Ironically, this week’s Parsha also opens with the celebration of Pinchas Ben Elazar -- the grandson of Aroin Hacoihain, the minuval -- who at the end of last week's episode emulated the rich, warm, personal connection of the Aimishteh and Klal Yisroel by slaughtering an Israelite man and his Midianite girlfriend with a spear, initiating a plague in which 24,000 people died.
Reb Hai Goyn asks the question: Who were these 24,000 people? Was inter-dating such a widespread activity for the holy Dor Mattan Toirah? What’s pshat?
According to Rabbeinu Tam, the 24,000 included not only people who dated Midianite women, but also various cross-dressers, insurance salesmen, fundraisers, lawyers, and telemarketers.
But the Mordechai disagrees. He holds that none of the group who died in the plague were dating Midianite women. Rather, all were members of Klal Yisroel who were also Amway representatives.
Yet the question about the centrality of Midianite women to this Parsha does fall away that easily. A Gemarrah in Chulin asks the question: Why was Moishe Rabbeinu immune to the plague targeted at all members of Klal Yisroel involved with Midianite women? Indeed, Moishe’s wife was the daughter of a Midianite priest!
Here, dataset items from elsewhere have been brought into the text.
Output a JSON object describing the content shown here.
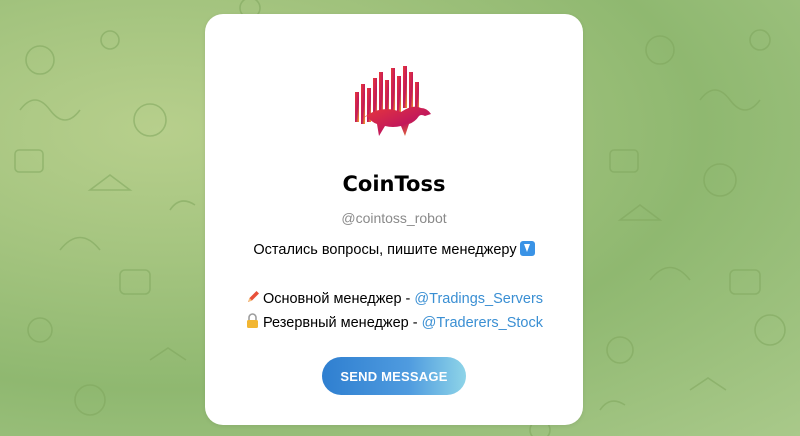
{
  "bot": {
    "name": "CoinToss",
    "username": "@cointoss_robot",
    "logo_icon": "bull-candlestick-logo"
  },
  "description": {
    "line1": "Остались вопросы, пишите менеджеру",
    "line1_icon": "arrow-down-emoji",
    "manager_main_label": "Основной менеджер - ",
    "manager_main_link": "@Tradings_Servers",
    "manager_main_icon": "pencil-emoji",
    "manager_reserve_label": "Резервный менеджер - ",
    "manager_reserve_link": "@Traderers_Stock",
    "manager_reserve_icon": "lock-emoji"
  },
  "actions": {
    "send_message_label": "SEND MESSAGE"
  },
  "colors": {
    "link": "#3a8fd3",
    "button_start": "#2f7fd0",
    "button_end": "#8ed4e8",
    "background": "#a4c47f"
  }
}
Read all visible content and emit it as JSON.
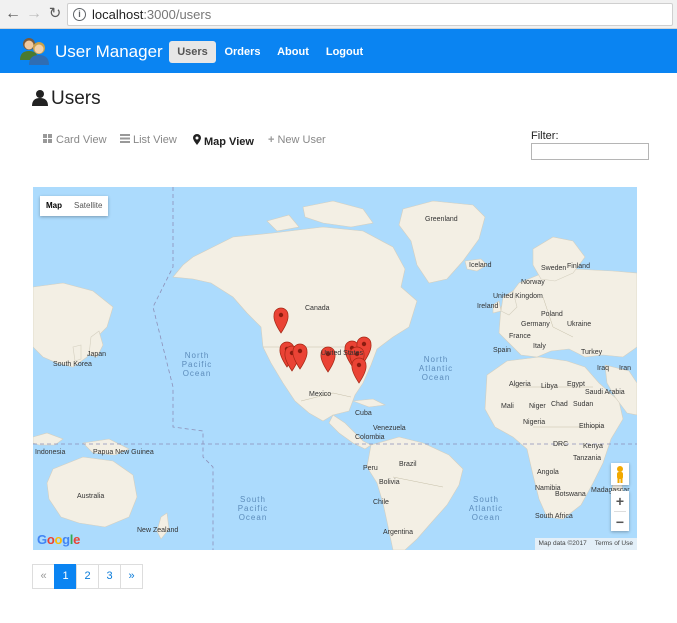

Rav Ashi points out that we learn from this the halacha that while interdating is banned, intermarriage is acceptable, as long as the marriage represents a step up in social class. He goes on to point out that Midian was considered to be the crème de la crème of Late Bronze Age Near Eastern society. According to Rav Moishe Feinstein, in our age this ruling would apply to Episcopalians, Lutherans, and wealthy Republicans.
But Rish Lakish holds farkhert. He holds that interdating is not only acceptable, it is encouraged. And it is intermarriage that is not permitted, even when the woman converts. However, Rish Lakish notes, chazzal tell us that Mrs. Moishe was exempt from this restriction since even after her conversion she maintained several of her… err…goyisha practices, in particular one that I cannot get my bashert to do no matter how much I beg.
There is a medrish, however, which tells us that the plague did not really kill 24,000. Rather, only 4,000 people died. However, the Toirah improperly counted an extra 20,000 people who were projected to die during the remainder of the year. This, however, resulted in an accounting scandal and a significant decline in Market Value for which Moishe Rabbeinu was held responsible. And, according to this medrish, the real reason that Moishe was not able to enter the Promised Land was that as a result of this episode, he had to spend 25 years in a minimum security penitentiary for white collar crimes and pay $2 million shekels in fines and back taxes. Shoyn.
The M'EERIE asks a question on a different part of this Parsha: Why is the story of Pinchas juxtaposed with a listing of the clans of the tribes of Israel, followed by a discussion of property and inheritance rights highlighted in the story of the Bnois Tzeluphchud. The daughters of Tzeluphchud request the right to inherit their father's property, given that he had no sons to receive the inheritance. After consulting with the Aimishteh and several leading estate lawyers, Moishe Rabbeinu accepts their argument. So, what does one story have to do with another?
The Bais Yoiseph suggests that the Toirah put the stories together to teach us that if a parent dies and you argue over the inheritance with your siblings, you are allowed to drive a spear through their stomachs, as Pinchas did.
But the Nair Havdalah (born 1938; died 1969 at Woodstock of a bsomim overdose) suggests that farkhert, the reason that Klal Yisroel, still in the desert at this point, were even focused on property and inheritance, even before entering Eretz Yisroel, is that they were beginning to process their mortgage applications. And the story of Pinchas tells us that whenever you prepare to purchase real estate, you should always show up to the closing prepared for the worst.
I, the RAPAS (Rav Pinky Schmeckelstein), would like to suggest an alternative explanation for the episodes being presented together. If we contemplate the logical result of the petition of the Bnois Tzeluphchud -- these young Bas Yisroels, Bais Ya’akov girls I imagine, were instantly considered desirable. Even if they had one eye and seven arms between them, they were women who owned property, and that made them nice catches. This Parsha comes to teach us that this applies to Midianite women as well: A Midianite woman who eats pork, worships idols and is regularly mezaneh with farm animals is also desirable, as long as she owns property.
So if you are going to marry out, at least marry rich.